Hence we have tension: God destroys the records, up until the time He needs them again and they mysteriously reappear?? I clearly resonate with the passages where God keeps no records of our wrongs… yet my Penal Sub friends clearly resonate with those where records ARE kept.

Well, what about Joshua the high priest standing before the angel of the Lord in Zechariah 3? – we could say that the one who accuses, Satan, is the one whose “records” are being used. But this of course prompts a rebuke from the Lord.

Which brings up yet another problem. When we read that God keeps no records of our wrongs, are we actually suggesting that God literally wipes His memory clean of historical events? (like a hard drive that one moment has information – the next it doesn’t…?) That surely can’t be can it? I certainly can recall, and clearly, that day I stole, or lusted, or was prideful or unforgiving or any of a host of behaviors I’d really truly want to obliterate from memory. It happened. Period. Sorry. History is “un-eraseable”.

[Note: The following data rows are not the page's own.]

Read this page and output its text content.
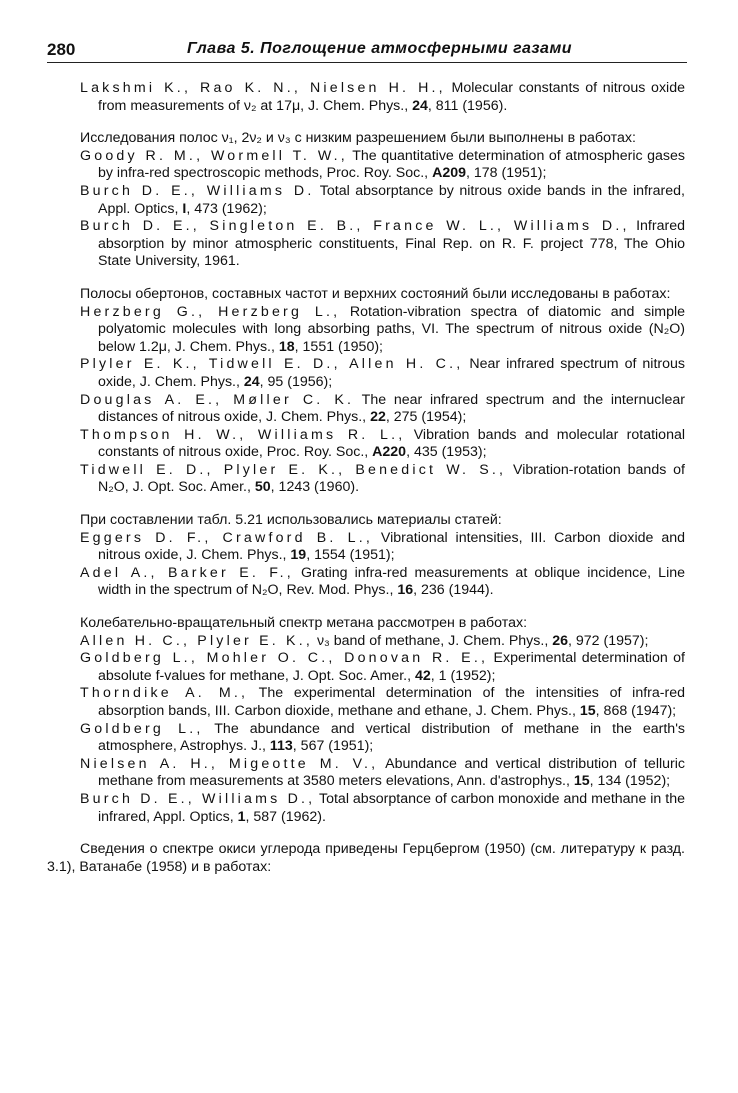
280	Глава 5. Поглощение атмосферными газами

Lakshmi K., Rao K. N., Nielsen H. H., Molecular constants of nitrous oxide from measurements of ν₂ at 17μ, J. Chem. Phys., 24, 811 (1956).

Исследования полос ν₁, 2ν₂ и ν₃ с низким разрешением были выполнены в работах:

Goody R. M., Wormell T. W., The quantitative determination of atmospheric gases by infra-red spectroscopic methods, Proc. Roy. Soc., A209, 178 (1951);

Burch D. E., Williams D. Total absorptance by nitrous oxide bands in the infrared, Appl. Optics, I, 473 (1962);

Burch D. E., Singleton E. B., France W. L., Williams D., Infrared absorption by minor atmospheric constituents, Final Rep. on R. F. project 778, The Ohio State University, 1961.

Полосы обертонов, составных частот и верхних состояний были исследованы в работах:

Herzberg G., Herzberg L., Rotation-vibration spectra of diatomic and simple polyatomic molecules with long absorbing paths, VI. The spectrum of nitrous oxide (N₂O) below 1.2μ, J. Chem. Phys., 18, 1551 (1950);

Plyler E. K., Tidwell E. D., Allen H. C., Near infrared spectrum of nitrous oxide, J. Chem. Phys., 24, 95 (1956);

Douglas A. E., Møller C. K. The near infrared spectrum and the internuclear distances of nitrous oxide, J. Chem. Phys., 22, 275 (1954);

Thompson H. W., Williams R. L., Vibration bands and molecular rotational constants of nitrous oxide, Proc. Roy. Soc., A220, 435 (1953);

Tidwell E. D., Plyler E. K., Benedict W. S., Vibration-rotation bands of N₂O, J. Opt. Soc. Amer., 50, 1243 (1960).

При составлении табл. 5.21 использовались материалы статей:

Eggers D. F., Crawford B. L., Vibrational intensities, III. Carbon dioxide and nitrous oxide, J. Chem. Phys., 19, 1554 (1951);

Adel A., Barker E. F., Grating infra-red measurements at oblique incidence, Line width in the spectrum of N₂O, Rev. Mod. Phys., 16, 236 (1944).

Колебательно-вращательный спектр метана рассмотрен в работах:

Allen H. C., Plyler E. K., ν₃ band of methane, J. Chem. Phys., 26, 972 (1957);

Goldberg L., Mohler O. C., Donovan R. E., Experimental determination of absolute f-values for methane, J. Opt. Soc. Amer., 42, 1 (1952);

Thorndike A. M., The experimental determination of the intensities of infra-red absorption bands, III. Carbon dioxide, methane and ethane, J. Chem. Phys., 15, 868 (1947);

Goldberg L., The abundance and vertical distribution of methane in the earth's atmosphere, Astrophys. J., 113, 567 (1951);

Nielsen A. H., Migeotte M. V., Abundance and vertical distribution of telluric methane from measurements at 3580 meters elevations, Ann. d'astrophys., 15, 134 (1952);

Burch D. E., Williams D., Total absorptance of carbon monoxide and methane in the infrared, Appl. Optics, 1, 587 (1962).

Сведения о спектре окиси углерода приведены Герцбергом (1950) (см. литературу к разд. 3.1), Ватанабе (1958) и в работах:
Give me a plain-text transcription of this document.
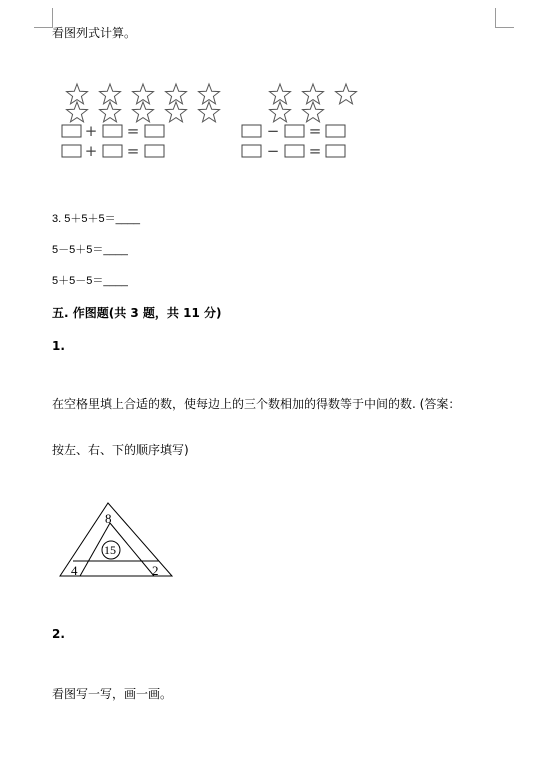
看图列式计算。
+ =
+ =
− =
− =
3. 5＋5＋5＝____
5－5＋5＝____
5＋5－5＝____
五. 作图题(共 3 题，共 11 分)
1.
在空格里填上合适的数，使每边上的三个数相加的得数等于中间的数. (答案：
按左、右、下的顺序填写)
8
15
4	2
2.
看图写一写，画一画。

Is this all just an elaborate fiction then? Hyperbole to make a point? God “forgets” (wink wink!! :wink:
It’s an interesting dilemma.

For myself, I think this can be resolved in much the same way we resolve God’s claim that He won’t (can’t) forgive us unless we forgive others. Which is to say that, for forgiveness to be truly beneficial to me, I must relinquish my “right” to withhold it from others, all the while desiring it’s benefits for myself. To think that way has missed the point. I myself can neuter the power of forgiveness simply by refusing to participate in it. God’s forgiveness of me “works” only when I comprehend that I am to be transformed into a forgiving person – ie one who does not hold it against the one who sinned vs me.

Same with “forgotten sin”. It is not God who keeps it “alive” by keeping records of it; it is we who keep it “alive” (ie recorded) by clinging to our selfish rebellion and distrust. So, when we love like God loves, we too begin to “forget” those ways – having replaced them with the ways of love. Sin having been suffocated out of existence due to lack of attention and oxygen so to speak!!!